Comment on Nvidia insists it isn’t Enron, but its AI deals are testing investor faith
vacuumflower@lemmy.sdf.org 1 week agoWhat if it’s not a bubble?
So I tried using some AI chatbots to find a movie recently, it made up a few, none being the answer.
(The question was about a historical movie, made in perhaps 1970s by the feeling, set someplace in southern France somewhere around 1650s, has a few beautiful views of nature and castles ; one scene where a guard captain enters a room, asks a question, as a power gesture drinks a glass of wine on the table and a minute later falls ; another scene where for whatever reason a rapier fight happens in something like a tavern, two women in pastel dresses are descending by an open ladder from the second floor, seeing the brawl take our pocket pistols, one of them is stabbed with a rapier ; another scene where a guy is getting question with his feet over the fire ; another when another guy is climbing a tower clinging at brick mortars outside and hears guards’ boots on the ladder very loudly ; when I was a kid and saw that, someone said it’s an adaptation of something by Lope de Vega, but I’m not sure that’s correct ; that’s just in case someone reading this knows such a movie.)
But some googling sessions they do optimize, without you the user ever having to browse a webpage, and just getting a textual answer. That’s a valid use.
And some other processes. They don’t have to be useful for all things they are applied to, just some profitable.
andallthat@lemmy.world 1 week ago
Being a bubble does not mean the service they provide is useless. It means that the service is never generating enough profit to repay for the huge cost of providing it.
Would you pay 500 dollars a month to have the possibility to do your movie searches? Or alternatively, would you like your LLM of choice to counter that, having read all your emails and browser history, you are probably interested in a totally different movie that just happens to be playing now at a nearby cinema?
Because these AI companies are currently burning through literally a good chunk of all the cash in the world and they will eventually need to make even more gigantic profits to repay that cash. And the only one that is currently making money from AI seems to be NVIDIA, by selling the hardware that powers the AI giants.
I’m not saying that it IS all a bubble, by the way, as I can’t read the future and these gigantic profits might well materialize in the future. I’m just saying that “bubble” and “useless” are different.
vacuumflower@lemmy.sdf.org 1 week ago
There might be a more direct parallel than originally intended in this with the explanation how one person works hard all day and makes less than another person who pushes a few buttons. The latter knows which buttons to push.
This technology is useless for my movie searches, but it might be useful in the same way as radar was for air defense.
BTW, I’m not sure what I’d choose if offered to pay 500 dollars for knowing what that movie is. There’s one girl, if she’d be interested too to find that movie, perhaps I would.

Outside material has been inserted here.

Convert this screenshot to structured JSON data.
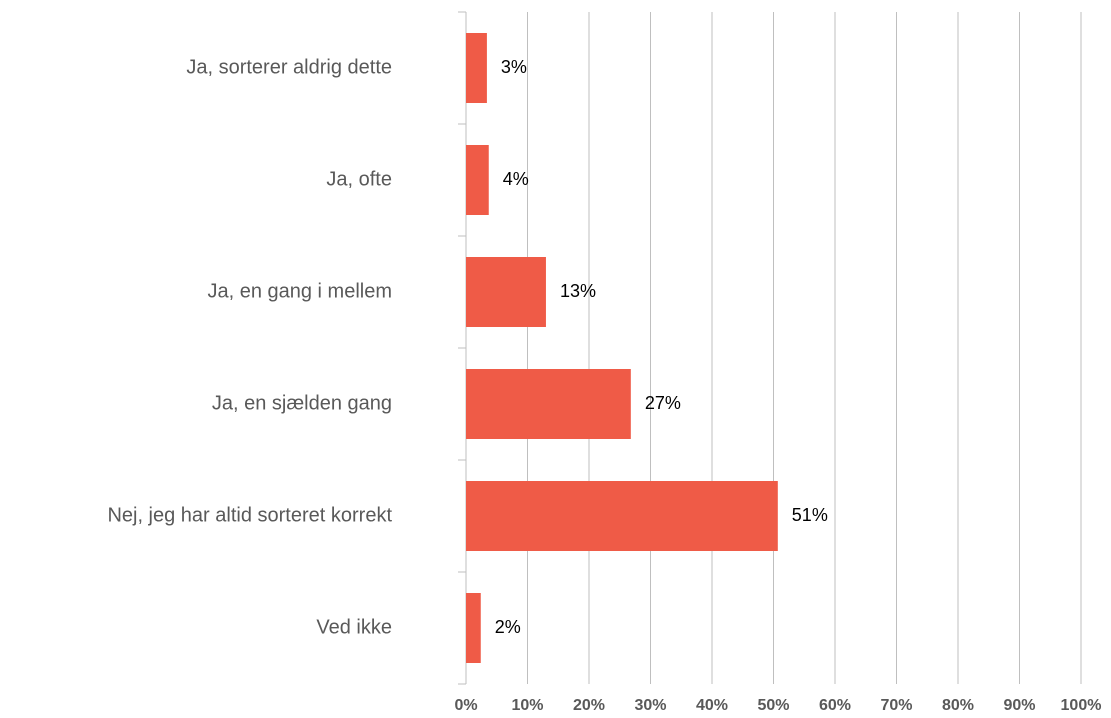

So if such an expensive technology would allow this kind of nuanced search, and more seemingly efficient wouldn’t, then we have a use case.
Or a model allowing to predict actions of other people sufficiently well, based on seemingly not precise enough data. However much it would cost, that would be justified, similarly to high-frequency trading, because it would operate on all existing value, not just what it generates.
I know, I was making two points, one is that everything is relative (what you’ve just agreed to), another is that it might not at all be a bubble.
CheeseNoodle@lemmy.world 1 week ago
On the air defence note, specialist systems are already amazing at tasks like this and can usually run fine on high end consumer tier hardware (up to a single server rack) rather than data centres with the power requirements of small countries. AI is here to stay but LLMs are absoloutely a bubble.